13 Frauen leben in Buus unter der Erde, nachts schliessen sie den Eingang mit einer tonnenschweren Zementtüre. Die Asylbewerberinnen aus Eritrea leben im Bunker, viele von ihnen seit bald zwei Jahren.
So lange ist es her, seit die Gemeinde die Zivilschutzanlage in ein Asylheim umgewandelt hat. Und weil sich das für vier Personen, so viele müsste die Gemeinde gemäss Asylverordnung aufnehmen, wenig lohnt, übernahm Buus auch die Asylbewerberinnen aus vier Nachbargemeinden. «Verbundlösung» nennt sich das Modell. Zeitweise leben bis zu 20 Frauen in der engen Anlage.
Arbeiten verboten
Eine steile Treppe aus Sichtbeton führt unter den Boden in die Unterkunft. Im Eingangsbereich, eigentlich als Luftschleuse für Notfälle geplant, steht an der Wand eine improvisierte Dusche. Es ist kalt und feucht. Auf der einen Seite hat es zwei Schlafräume, auf der anderen eine Küche. Dazwischen, im Aufenthaltsraum, steht ein kleiner Altar mit einem verblichenen Jesus-Bild an der Wand.

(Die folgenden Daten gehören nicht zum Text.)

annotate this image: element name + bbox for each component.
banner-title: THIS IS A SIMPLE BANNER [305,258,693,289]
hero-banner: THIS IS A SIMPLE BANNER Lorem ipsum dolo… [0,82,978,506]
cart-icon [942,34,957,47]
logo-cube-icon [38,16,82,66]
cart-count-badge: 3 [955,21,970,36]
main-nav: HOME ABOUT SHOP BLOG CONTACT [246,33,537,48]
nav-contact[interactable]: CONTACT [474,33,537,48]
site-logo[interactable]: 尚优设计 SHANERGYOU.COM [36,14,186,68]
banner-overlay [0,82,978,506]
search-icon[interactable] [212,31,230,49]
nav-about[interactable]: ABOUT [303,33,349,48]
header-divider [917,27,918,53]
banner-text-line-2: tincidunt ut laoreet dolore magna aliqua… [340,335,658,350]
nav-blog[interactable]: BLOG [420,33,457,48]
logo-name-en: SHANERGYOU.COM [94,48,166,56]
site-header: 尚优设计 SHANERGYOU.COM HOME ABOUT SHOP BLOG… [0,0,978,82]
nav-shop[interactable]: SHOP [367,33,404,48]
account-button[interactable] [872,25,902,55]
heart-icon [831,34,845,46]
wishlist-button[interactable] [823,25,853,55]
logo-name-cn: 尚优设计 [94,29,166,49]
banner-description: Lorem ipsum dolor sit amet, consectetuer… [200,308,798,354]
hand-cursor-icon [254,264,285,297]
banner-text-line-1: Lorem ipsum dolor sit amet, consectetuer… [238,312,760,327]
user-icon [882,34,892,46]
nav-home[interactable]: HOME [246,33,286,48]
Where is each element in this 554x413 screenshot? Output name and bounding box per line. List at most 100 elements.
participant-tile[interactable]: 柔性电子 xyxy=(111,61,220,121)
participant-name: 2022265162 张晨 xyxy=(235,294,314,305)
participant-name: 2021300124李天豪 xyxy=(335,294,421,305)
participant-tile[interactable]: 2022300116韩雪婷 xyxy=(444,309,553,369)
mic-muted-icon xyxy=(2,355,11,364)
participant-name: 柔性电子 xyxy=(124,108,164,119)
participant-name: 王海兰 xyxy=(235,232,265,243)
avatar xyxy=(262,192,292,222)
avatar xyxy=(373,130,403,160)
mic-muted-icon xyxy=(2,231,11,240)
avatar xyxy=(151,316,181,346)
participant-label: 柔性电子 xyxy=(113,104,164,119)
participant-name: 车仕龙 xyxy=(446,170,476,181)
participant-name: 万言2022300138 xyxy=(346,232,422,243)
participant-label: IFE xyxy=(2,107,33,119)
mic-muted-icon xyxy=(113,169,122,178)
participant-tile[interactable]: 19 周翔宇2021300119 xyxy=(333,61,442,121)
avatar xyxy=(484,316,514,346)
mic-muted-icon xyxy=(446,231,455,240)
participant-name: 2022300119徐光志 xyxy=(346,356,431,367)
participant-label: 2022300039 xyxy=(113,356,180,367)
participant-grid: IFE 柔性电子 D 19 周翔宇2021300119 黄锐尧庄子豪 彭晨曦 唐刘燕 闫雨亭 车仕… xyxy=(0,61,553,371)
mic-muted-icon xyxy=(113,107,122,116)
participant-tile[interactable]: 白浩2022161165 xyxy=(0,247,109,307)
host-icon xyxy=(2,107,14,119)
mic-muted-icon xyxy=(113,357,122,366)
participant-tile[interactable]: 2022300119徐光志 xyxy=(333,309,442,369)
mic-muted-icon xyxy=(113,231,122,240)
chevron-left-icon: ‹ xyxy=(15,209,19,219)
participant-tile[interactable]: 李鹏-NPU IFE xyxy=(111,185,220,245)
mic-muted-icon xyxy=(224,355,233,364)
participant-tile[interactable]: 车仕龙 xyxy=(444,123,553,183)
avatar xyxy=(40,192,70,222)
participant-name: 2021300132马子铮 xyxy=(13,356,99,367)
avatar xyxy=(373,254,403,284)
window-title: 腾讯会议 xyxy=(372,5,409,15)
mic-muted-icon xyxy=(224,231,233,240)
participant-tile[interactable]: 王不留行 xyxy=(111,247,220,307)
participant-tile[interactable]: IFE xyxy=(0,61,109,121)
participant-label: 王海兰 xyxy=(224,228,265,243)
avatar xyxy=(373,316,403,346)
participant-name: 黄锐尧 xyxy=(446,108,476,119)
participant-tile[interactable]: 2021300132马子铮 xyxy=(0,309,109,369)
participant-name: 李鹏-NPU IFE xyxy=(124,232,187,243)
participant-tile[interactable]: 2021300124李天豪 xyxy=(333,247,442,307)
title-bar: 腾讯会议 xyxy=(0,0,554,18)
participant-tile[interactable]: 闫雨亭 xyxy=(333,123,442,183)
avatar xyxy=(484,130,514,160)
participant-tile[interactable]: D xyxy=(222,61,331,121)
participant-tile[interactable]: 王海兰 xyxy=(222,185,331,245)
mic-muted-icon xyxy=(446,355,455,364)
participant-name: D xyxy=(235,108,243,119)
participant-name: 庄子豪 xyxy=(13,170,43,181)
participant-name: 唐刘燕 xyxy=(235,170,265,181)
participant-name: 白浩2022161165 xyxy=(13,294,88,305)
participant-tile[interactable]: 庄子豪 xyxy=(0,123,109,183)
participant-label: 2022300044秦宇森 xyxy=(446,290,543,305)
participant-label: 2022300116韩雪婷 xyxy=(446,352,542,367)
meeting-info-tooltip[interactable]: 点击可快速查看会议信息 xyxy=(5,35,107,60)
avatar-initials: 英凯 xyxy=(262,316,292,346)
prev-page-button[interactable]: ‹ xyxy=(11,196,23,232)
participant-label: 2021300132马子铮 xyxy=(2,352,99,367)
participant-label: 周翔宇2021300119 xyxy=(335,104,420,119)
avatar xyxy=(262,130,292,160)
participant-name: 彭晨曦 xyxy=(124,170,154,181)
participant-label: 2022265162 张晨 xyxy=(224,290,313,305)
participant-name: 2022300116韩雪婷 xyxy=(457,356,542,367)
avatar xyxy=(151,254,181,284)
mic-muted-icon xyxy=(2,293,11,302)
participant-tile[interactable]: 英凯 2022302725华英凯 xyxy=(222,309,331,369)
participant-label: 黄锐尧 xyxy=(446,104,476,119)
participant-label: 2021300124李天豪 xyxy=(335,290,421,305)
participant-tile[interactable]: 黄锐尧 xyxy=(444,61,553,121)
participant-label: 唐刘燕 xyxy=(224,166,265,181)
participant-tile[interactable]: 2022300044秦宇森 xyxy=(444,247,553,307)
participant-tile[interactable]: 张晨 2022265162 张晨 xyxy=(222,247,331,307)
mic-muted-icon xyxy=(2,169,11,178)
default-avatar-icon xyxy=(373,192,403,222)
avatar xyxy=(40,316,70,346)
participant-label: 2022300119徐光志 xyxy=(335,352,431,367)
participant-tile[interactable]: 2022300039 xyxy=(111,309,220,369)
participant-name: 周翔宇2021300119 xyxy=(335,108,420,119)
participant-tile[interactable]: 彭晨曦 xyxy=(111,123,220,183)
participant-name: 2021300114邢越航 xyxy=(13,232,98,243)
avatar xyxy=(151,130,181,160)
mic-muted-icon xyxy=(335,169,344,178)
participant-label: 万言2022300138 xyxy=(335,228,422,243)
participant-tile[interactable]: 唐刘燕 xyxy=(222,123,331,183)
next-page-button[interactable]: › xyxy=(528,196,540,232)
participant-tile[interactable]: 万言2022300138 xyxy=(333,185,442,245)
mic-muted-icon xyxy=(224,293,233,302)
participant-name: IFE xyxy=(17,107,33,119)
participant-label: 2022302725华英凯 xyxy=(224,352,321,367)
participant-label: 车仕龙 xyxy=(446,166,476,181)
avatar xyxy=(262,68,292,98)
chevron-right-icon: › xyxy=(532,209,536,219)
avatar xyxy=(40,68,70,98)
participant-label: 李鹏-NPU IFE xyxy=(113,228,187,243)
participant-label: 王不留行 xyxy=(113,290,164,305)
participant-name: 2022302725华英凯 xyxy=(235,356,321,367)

Eine Gruppe Frauen sitzt vor einer Wandtafel. Eine Frau aus der Gegend unterrichtet hier seit einigen Wochen Deutsch in ihrer Freizeit. Baselland gehört zu jenen Kantonen, die Personen im Asylverfahren keinen Deutschunterricht ermöglichen. Und als einer von wenigen verbietet er ihnen jede Arbeit.
Buus erhält jährlich mehrere 10 000 Franken für seine Asylunterkunft.
Also sitzen die Frauen im Bunker, schlafen, beten, spazieren – oder sie fahren am Morgen nach Basel, gehen durch die Strassen, trinken Tee in Treffpunkten für Asylsuchende und kehren am Abend wieder zurück. Sie führen das Leben von Wartenden.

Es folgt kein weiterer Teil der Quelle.